A atmosfera é escura, sombria. Quando a campainha toca não se vê a mulher. Mas é possível ouvi-la a esconder uma criança. A partir do momento em que franqueia a porta a estes instaladores (um burocrata e um proletário), a escalada de medo aumenta, por directiva governamental. A ideia é que fique paralisada por esse medo, o medo do que não conseguimos controlar. “O que fazemos quando não conseguimos ver a saída? Ficamos paralisados. Não há dinheiro. Os cofres estão vazios. Provavelmente vamos ter que vender as reservas de ouro, os dedos, os anéis”, assustam-na, à vez e em coro, os homens.
Diogo Dória, José Artur Pestana e Joaquina Chicau interpretam estas personagens em crescente tensão num texto que Listopad quis levar à cena pela sua dimensão combativa. “Quando li o livro achei que o seu ideograma, a sua ideologia, a sua maneira de dizer coisas terríveis que tocam algo de grotesco – que faz parte do nosso quotidiano -, mereciam uma adaptação. Rui Zink é um autor que sigo desde há muito tempo, é um amável cínico, um aventureiro de coisas artísticas”, conta o encenador checo, que salienta que, por ter apenas três personagens, o texto “é perfeito para um teatro de pechincha”.

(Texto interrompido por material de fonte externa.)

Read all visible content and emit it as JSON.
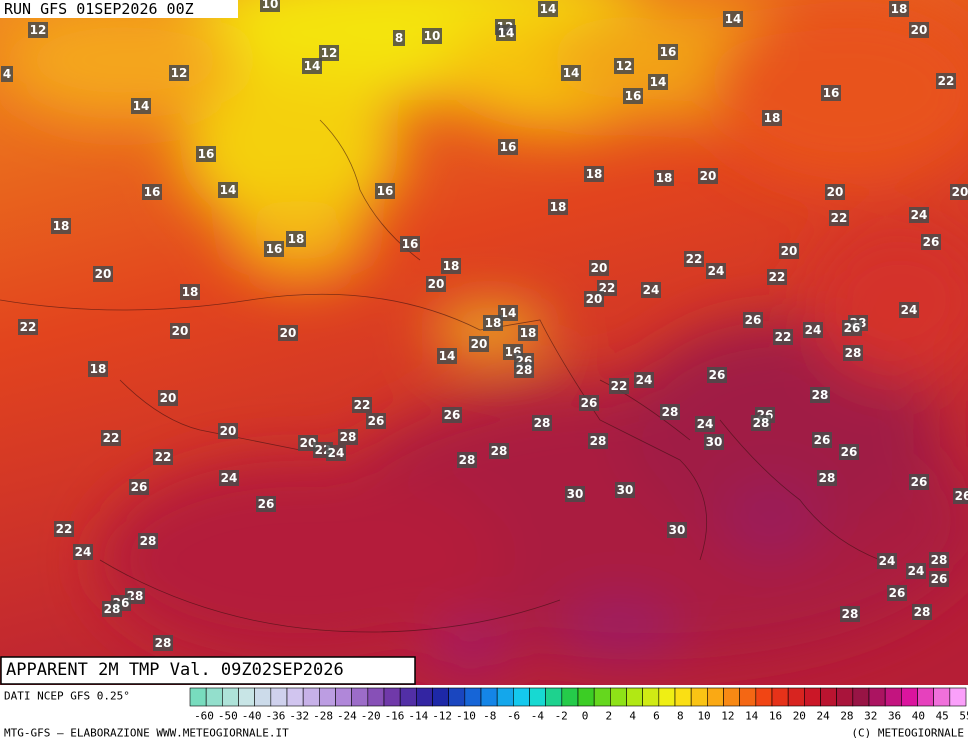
{
  "header": {
    "run": "RUN GFS 01SEP2026 00Z",
    "title": "APPARENT 2M TMP Val. 09Z02SEP2026"
  },
  "map": {
    "labels": [
      12,
      10,
      8,
      10,
      12,
      14,
      14,
      14,
      18,
      20,
      4,
      12,
      14,
      12,
      14,
      12,
      16,
      14,
      16,
      16,
      22,
      14,
      18,
      16,
      16,
      16,
      14,
      16,
      18,
      18,
      20,
      20,
      20,
      18,
      18,
      22,
      24,
      16,
      16,
      18,
      26,
      20,
      20,
      18,
      20,
      22,
      24,
      22,
      20,
      22,
      20,
      24,
      18,
      22,
      20,
      20,
      14,
      18,
      18,
      26,
      24,
      22,
      28,
      26,
      24,
      20,
      16,
      14,
      26,
      28,
      28,
      18,
      22,
      24,
      26,
      20,
      22,
      26,
      26,
      26,
      28,
      24,
      26,
      28,
      28,
      20,
      22,
      28,
      20,
      22,
      24,
      28,
      28,
      30,
      26,
      26,
      28,
      28,
      22,
      24,
      28,
      26,
      26,
      30,
      30,
      26,
      26,
      22,
      30,
      28,
      24,
      24,
      28,
      24,
      26,
      28,
      26,
      28,
      26,
      28,
      28,
      28
    ]
  },
  "footer": {
    "source": "DATI NCEP GFS 0.25°",
    "credit": "MTG-GFS — ELABORAZIONE WWW.METEOGIORNALE.IT",
    "copyright": "(C) METEOGIORNALE"
  },
  "legend": {
    "ticks": [
      -60,
      -50,
      -40,
      -36,
      -32,
      -28,
      -24,
      -20,
      -16,
      -14,
      -12,
      -10,
      -8,
      -6,
      -4,
      -2,
      0,
      2,
      4,
      6,
      8,
      10,
      12,
      14,
      16,
      20,
      24,
      28,
      32,
      36,
      40,
      45,
      55
    ]
  }
}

O cenário, no subsolo, considera Listopad, é ideal, não só por fazer o espectador sentir-se em casa e, ao mesmo tempo, desconfortável, como por ser, como o medo, subterrâneo. “O medo vem de baixo. E nós estamos debaixo de outro teatro, ouvimos passos em cima, a pisarem sobre nós”. Escrito há mais de dois anos, continua o texto actual? “O medo já está instalado. Tão instalado que agora durante uns tempos, como se aproxima a Páscoa, até nos podem instalar a esperança”, ironiza Rui Zink. Diz Listopad: “Se eu ainda viver dez anos em Portugal apanho o medo. Mas esse medo não é fabricado em Portugal. É fabricado internacionalmente”.